1. Elliott Incorporated manufactures garden tools, and although the manufacturing equipment is perfectly functional, it is not modern.

2. Upgrading to modern equipment would speed up the manufacturing process such that direct labor and variable manufacturing costs would be reduced by 40% on a per-unit basis. Hint: You do not need current units produced to calculate this problem.

3. The cost of such an upgrade would equal $1,500,000 per year for depreciation and financing costs net of tax benefits of these costs.

4. The additional costs would be accounted for as fixed manufacturing overhead.

5. Elliott is currently operating at full capacity and management believes they could increase sales to $6,000,000 at current prices if they had additional capacity.
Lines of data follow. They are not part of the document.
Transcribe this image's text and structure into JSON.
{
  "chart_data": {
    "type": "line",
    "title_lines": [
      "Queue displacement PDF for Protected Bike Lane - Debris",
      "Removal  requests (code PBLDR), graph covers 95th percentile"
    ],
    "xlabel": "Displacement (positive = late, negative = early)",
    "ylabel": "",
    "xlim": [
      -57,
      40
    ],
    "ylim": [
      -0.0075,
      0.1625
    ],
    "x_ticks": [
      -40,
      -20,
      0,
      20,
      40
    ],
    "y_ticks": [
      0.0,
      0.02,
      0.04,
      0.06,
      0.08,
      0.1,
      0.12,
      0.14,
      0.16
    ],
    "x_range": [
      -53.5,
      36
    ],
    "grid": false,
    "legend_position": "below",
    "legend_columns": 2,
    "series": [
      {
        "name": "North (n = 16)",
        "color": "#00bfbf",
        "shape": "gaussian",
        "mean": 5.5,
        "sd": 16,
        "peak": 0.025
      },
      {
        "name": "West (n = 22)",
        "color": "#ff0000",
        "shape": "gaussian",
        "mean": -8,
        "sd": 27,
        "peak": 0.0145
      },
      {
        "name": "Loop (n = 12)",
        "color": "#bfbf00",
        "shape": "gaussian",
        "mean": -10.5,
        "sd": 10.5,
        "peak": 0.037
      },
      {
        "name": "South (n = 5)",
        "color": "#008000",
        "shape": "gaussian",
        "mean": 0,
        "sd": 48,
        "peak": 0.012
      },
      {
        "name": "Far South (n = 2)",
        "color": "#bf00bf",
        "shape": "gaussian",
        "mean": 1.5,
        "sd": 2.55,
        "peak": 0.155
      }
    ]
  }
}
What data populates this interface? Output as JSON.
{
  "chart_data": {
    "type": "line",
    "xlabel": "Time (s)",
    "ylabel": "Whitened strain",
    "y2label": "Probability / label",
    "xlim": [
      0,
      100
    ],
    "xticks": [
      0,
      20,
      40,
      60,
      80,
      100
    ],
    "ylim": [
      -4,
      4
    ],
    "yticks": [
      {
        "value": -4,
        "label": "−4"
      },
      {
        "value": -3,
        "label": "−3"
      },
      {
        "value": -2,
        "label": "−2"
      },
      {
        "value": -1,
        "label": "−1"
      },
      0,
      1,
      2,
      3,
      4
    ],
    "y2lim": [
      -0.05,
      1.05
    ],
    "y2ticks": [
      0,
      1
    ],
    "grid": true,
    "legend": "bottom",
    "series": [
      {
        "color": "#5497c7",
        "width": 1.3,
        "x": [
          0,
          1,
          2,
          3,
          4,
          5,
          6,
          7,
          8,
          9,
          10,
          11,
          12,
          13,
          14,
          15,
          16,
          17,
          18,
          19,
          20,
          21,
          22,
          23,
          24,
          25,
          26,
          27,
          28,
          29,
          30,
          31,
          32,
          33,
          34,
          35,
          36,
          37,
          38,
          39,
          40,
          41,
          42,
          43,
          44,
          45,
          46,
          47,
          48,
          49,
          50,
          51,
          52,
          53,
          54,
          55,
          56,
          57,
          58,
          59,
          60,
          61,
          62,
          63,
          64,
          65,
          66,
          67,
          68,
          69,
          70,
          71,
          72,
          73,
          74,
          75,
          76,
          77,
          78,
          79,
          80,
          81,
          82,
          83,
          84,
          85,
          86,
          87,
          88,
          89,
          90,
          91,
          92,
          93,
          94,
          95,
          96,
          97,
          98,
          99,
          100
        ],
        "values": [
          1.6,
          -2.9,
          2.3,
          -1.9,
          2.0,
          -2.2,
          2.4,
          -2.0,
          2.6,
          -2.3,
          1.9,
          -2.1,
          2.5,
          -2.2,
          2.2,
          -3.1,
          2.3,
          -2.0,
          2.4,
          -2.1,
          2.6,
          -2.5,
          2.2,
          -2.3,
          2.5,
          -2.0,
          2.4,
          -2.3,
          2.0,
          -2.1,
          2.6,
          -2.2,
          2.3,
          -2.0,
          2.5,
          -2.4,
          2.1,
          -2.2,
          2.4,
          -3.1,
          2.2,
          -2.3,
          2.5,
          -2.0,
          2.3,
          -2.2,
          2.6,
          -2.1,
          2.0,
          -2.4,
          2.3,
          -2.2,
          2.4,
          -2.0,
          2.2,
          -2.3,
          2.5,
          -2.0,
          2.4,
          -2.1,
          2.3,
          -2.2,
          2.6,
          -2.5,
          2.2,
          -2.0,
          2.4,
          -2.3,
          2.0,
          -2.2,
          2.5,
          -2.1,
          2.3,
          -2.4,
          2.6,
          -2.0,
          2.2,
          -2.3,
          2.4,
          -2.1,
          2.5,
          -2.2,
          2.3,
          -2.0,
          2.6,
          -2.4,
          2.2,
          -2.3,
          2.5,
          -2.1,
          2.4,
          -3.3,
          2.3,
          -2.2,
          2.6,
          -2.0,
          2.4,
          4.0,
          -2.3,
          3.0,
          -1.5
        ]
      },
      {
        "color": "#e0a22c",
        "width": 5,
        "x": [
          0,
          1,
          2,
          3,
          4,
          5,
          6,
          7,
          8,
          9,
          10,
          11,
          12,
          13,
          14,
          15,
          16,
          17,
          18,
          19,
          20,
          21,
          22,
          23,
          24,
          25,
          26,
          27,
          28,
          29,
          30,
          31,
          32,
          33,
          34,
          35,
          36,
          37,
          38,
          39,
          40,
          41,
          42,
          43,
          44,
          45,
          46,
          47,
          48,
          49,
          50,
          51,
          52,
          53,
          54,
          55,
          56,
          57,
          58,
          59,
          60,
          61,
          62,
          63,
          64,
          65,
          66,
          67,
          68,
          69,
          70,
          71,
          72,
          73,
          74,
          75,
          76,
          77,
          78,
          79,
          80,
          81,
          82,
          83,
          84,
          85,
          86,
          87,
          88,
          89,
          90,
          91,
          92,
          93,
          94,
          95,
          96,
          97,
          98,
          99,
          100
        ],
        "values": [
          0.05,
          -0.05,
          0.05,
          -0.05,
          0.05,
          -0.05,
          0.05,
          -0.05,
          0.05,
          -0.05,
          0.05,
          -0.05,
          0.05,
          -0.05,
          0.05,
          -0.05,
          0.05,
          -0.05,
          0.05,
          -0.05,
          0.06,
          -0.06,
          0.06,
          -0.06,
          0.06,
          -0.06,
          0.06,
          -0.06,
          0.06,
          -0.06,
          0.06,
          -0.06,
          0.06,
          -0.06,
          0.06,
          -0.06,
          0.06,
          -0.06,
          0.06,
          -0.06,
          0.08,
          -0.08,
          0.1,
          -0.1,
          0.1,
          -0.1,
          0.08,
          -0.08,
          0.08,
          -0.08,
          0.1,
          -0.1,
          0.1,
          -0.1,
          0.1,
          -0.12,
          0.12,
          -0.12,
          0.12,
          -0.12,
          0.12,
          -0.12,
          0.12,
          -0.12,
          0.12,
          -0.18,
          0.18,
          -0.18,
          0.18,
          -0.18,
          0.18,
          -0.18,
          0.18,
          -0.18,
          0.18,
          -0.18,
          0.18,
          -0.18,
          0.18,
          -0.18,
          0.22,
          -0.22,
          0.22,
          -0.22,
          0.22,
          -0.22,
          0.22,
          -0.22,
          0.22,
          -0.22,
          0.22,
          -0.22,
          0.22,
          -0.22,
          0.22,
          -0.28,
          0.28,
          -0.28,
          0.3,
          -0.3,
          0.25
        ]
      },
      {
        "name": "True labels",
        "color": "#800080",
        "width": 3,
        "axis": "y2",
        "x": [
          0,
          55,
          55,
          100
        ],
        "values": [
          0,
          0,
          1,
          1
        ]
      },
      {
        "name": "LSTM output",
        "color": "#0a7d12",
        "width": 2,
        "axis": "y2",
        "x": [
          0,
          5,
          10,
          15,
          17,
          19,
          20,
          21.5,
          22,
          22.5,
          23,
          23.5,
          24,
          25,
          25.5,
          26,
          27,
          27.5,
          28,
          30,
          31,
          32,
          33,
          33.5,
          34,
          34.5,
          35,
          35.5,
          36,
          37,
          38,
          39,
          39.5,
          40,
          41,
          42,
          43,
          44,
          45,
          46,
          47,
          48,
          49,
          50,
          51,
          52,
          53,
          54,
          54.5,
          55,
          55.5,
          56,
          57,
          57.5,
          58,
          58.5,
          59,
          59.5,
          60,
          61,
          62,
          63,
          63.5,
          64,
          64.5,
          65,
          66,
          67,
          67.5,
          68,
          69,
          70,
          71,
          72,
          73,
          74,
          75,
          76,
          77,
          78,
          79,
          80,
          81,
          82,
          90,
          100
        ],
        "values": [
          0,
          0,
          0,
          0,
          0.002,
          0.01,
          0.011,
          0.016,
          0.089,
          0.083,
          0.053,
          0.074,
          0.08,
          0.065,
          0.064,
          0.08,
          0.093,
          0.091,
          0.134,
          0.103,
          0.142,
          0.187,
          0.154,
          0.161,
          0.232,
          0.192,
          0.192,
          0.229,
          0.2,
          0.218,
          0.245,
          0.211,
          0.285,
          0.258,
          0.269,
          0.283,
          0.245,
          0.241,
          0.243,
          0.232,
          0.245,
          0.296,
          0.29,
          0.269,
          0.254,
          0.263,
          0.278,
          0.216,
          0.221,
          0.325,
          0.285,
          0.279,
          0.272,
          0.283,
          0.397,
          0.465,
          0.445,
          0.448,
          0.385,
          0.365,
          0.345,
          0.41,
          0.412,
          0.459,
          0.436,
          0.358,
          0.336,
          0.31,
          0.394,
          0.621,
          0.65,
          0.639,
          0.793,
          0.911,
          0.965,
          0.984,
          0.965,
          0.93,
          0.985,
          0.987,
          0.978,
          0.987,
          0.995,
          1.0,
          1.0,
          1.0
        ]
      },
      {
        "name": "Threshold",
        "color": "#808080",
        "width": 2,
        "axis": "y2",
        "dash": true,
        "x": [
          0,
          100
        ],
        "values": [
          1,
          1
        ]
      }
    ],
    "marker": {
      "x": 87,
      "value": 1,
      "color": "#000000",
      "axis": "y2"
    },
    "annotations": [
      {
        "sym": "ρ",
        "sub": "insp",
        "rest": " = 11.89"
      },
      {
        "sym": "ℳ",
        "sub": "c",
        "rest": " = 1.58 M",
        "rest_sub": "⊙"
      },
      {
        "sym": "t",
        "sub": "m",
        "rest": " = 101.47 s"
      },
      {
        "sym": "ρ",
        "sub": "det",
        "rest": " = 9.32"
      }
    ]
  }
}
Elliott's current sales and costs are as follows:

Sales

$4,500,000

Direct materials

780,000

Direct labor

1,540,000

Manufacturing overhead-variable

364,500

Manufacturing overhead-fixed

750,000

Selling expenses-variable

90,000

Selling expenses-fixed

250,000

Administrative expenses-variable

60,000

Administrative expenses-fixed

200,000

a. Prepare a CVP for Elliott based on the current production.
b. Compute contribution margin ratio for current production.
c. Compute breakeven dollars for current production.
d. Prepare a CVP based on the proposed equipment upgrade.
e. Compute contribution margin ratio based on the proposed equipment upgrade.
f. Compute breakeven dollars for current production.
g. Should Elliott proceed with the proposed upgrade?